6. Organic vs. Non-Organic: Whether you are environmentally conscious or simply trying to avoid ingesting chemicals on every leafy green passing your plate, organic produce is an excellent choice for the 5 recommended daily servings.
Here is a quick list to get started without breaking the bank. These are commonly referred to as the “Dirty Dozen”: celery, peaches, strawberries, apples, blueberries, nectarines, bell peppers, spinach, kale, cherries, potatoes, and grapes (imported).
Conversely, to leave a little more room in your food budget while avoiding pesticides, there are conventionally grown fruits and vegetables referred to as the “Clean 15″: onions, avocado, sweet corn, pineapple, mango, sweet peas, asparagus, kiwi, cabbage, eggplant, cantaloupe, watermelon, grapefruit, sweet potato, honeydew melon.
Click for a side-by-side, printable shoppers guide.
7. Relationships are more important than food.
While we are purposeful regarding our food choices, it is also important to be courteous. We make the best choices we can at parties, dining out, or as guests in other homes—placing more value on being gracious.
Food philosophy is something we use to guide our own choices, not to impose upon, criticize, or judge what others eat.
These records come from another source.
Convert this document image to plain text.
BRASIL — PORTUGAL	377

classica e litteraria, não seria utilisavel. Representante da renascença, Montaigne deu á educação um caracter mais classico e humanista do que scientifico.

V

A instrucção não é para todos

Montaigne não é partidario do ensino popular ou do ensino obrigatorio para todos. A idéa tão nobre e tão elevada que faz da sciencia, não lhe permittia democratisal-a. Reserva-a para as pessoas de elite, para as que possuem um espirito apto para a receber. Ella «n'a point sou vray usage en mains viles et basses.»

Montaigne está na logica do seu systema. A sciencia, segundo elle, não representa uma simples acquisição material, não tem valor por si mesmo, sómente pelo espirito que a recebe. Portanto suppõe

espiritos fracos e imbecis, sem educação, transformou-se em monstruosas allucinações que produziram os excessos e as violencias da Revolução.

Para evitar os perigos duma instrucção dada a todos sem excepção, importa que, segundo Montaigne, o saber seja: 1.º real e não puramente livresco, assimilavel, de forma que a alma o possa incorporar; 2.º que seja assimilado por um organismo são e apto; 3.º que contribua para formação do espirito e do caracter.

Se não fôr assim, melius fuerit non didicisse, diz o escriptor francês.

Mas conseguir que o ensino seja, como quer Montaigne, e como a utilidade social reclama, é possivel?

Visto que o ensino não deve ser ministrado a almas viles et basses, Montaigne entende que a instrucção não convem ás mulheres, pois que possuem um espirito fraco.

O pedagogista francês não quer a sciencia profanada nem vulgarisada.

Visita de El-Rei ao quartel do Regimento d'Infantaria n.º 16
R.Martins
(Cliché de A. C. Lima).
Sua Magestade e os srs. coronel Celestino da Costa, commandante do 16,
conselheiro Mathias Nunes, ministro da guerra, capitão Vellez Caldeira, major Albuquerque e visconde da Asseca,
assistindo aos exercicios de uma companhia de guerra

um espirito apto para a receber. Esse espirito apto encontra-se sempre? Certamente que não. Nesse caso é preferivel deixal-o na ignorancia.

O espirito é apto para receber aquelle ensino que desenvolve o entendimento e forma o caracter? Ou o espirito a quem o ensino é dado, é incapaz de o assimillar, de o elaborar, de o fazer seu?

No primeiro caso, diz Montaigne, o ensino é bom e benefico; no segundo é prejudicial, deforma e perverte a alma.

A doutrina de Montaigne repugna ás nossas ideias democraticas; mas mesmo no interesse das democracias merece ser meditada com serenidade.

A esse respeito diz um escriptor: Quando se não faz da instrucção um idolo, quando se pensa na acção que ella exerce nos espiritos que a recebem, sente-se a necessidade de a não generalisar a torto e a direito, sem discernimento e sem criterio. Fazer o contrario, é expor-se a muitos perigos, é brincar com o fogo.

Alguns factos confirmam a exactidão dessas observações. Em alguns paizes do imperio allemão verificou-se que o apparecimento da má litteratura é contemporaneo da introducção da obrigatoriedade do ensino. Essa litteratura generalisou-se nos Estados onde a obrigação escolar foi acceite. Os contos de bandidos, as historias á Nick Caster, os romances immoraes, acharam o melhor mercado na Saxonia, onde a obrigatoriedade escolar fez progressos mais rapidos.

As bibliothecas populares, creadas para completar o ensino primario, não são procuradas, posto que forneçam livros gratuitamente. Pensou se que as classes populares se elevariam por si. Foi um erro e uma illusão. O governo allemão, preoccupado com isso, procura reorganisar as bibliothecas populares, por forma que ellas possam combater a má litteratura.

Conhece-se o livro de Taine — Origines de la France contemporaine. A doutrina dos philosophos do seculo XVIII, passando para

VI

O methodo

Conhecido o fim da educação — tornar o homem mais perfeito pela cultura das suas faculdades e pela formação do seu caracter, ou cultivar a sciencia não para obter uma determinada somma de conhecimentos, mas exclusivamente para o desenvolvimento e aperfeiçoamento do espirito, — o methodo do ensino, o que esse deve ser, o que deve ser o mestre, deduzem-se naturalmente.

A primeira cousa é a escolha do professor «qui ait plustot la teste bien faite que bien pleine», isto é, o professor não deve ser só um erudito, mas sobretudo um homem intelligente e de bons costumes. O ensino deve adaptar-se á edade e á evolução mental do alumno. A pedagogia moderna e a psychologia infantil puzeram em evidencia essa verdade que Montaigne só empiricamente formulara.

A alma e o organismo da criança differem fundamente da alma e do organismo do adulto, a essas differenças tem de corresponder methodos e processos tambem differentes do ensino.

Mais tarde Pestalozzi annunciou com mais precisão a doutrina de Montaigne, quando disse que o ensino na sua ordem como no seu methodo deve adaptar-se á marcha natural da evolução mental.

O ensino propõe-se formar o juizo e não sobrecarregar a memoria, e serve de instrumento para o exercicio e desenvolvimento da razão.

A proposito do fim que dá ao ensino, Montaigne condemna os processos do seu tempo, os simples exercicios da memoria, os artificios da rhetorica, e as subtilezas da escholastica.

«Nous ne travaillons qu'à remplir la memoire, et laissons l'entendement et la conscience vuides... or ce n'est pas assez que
The first six pillars are what we follow 90% of the time, though we still enjoy the occasional dessert or birthday cake made with white flour and sugar (which is why you will still find some of those recipes here).
These pillars are guiding principles rather than rigid rules. Through experience, we know the closer we follow them, the better we feel.
Each of us can quickly decipher what our food philosophy is simply by what we put on our plate. Of course, each individual must test and prove what works best for them.
It can take considerable focus due to the abundance of information one must wade through, but we have found sustained health and vitality is worth the effort.
A few of the resources we follow for nutrition and health:
The Maker’s Diet by Jordan Rubin
Nourishing Traditions by Sally Fallon
Food Smart by Cheryl Townsley
Disclaimer: This information describes my personal food philosophy and lifestyle choices and is not intended as medical advice.